TRIBUNAL CANTONAL

COUR DE DROIT ADMINISTRATIF ET PUBLIC

 

Arrêt du 27 septembre 2019

Composition

M. François Kart, président; M. Guillaume Vianin et M. Alex Dépraz, juges; Mme Liliane Subilia-Rouge, greffière.

 

Recourante

 

A.________ à 1********

  

Autorité intimée

 

Direction générale de la cohésion sociale (DGCS), Unité juridique, à Lausanne.   

  

 

Objet

         aide sociale  

 

Recours A.________ c/ décision de la Direction générale de la cohésion sociale (DGCS) du 12 juillet 2019 (rayant la cause du rôle)

 

Vu les faits suivants:

A.                     Le 20 mai 2019, le Centre social régional Broye-Vully a rendu une décision par laquelle il signifiait à A.________ qu'il n'entrerait pas en matière sur son droit au revenu d'insertion (RI).

Le 19 juin 2019, A.________ a recouru contre la décision précitée auprès de la Direction générale de la cohésion sociale (DGCS), indiquant en en-tête de son recours son adresse à 1********.

Le 25 juin 2019, la DGCS a adressé à A.________ un courrier recommandé, à son adresse à 1********, par lequel elle constatait que le recours du 19 juin 2019 n'était pas signé.

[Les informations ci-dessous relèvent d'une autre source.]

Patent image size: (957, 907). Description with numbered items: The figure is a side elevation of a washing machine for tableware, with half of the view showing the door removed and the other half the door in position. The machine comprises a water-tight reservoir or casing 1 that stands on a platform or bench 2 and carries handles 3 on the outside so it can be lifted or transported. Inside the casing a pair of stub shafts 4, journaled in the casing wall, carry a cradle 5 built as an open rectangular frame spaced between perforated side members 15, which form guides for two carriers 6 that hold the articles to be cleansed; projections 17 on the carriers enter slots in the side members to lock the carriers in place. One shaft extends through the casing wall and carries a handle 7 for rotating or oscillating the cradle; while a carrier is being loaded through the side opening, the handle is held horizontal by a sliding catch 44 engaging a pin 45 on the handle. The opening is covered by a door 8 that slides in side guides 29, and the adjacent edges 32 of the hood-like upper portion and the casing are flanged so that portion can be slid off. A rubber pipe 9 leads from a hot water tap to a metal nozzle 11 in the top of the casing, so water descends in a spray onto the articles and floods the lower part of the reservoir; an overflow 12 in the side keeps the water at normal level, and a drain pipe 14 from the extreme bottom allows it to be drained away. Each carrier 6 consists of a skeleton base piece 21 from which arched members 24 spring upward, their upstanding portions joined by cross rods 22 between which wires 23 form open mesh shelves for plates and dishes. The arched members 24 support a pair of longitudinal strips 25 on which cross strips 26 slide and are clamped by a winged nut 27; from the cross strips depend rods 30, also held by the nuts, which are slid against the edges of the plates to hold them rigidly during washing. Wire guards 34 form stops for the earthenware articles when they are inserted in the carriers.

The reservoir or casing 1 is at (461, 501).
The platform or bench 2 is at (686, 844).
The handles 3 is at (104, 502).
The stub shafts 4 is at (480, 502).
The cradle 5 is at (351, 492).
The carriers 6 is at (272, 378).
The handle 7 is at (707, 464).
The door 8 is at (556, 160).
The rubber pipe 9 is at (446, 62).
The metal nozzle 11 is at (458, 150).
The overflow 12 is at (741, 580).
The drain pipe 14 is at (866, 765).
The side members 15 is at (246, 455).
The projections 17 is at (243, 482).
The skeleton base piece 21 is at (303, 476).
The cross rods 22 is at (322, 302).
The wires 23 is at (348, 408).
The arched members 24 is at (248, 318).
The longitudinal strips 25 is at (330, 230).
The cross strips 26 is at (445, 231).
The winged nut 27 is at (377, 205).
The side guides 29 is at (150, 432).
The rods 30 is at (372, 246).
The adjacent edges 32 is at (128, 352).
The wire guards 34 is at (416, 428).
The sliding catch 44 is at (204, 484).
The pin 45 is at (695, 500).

Elle lui retournait par conséquent son acte de recours en lui impartissant un délai au 5 juillet 2019 pour le lui transmettre dûment signé. Elle l'informait aussi qu'à défaut le recours serait réputé retiré.

Ce courrier est revenu à la DGCS le 9 juillet 2019, sans avoir été retiré. Il ressort du site web de la Poste relatif au suivi de cet envoi (recommandé n° ********), d'une part que le 26 juin 2019 la destinataire a été avisée du fait qu'elle pouvait retirer l'envoi recommandé auprès du guichet postal et d'autre part que ledit recommandé a été retourné à l'expéditeur le 4 juillet 2019 sans avoir été retiré.

B.                     Le 12 juillet 2019, la DGCS a rayé du rôle le recours déposé par A.________ le 19 juin 2019, considérant que, non signé, il ne répondait pas aux conditions de forme de l'art. 27 al. 4 et 5 de la loi du 28 octobre 2008 sur la procédure administrative (LPA-VD; BLV 173.36).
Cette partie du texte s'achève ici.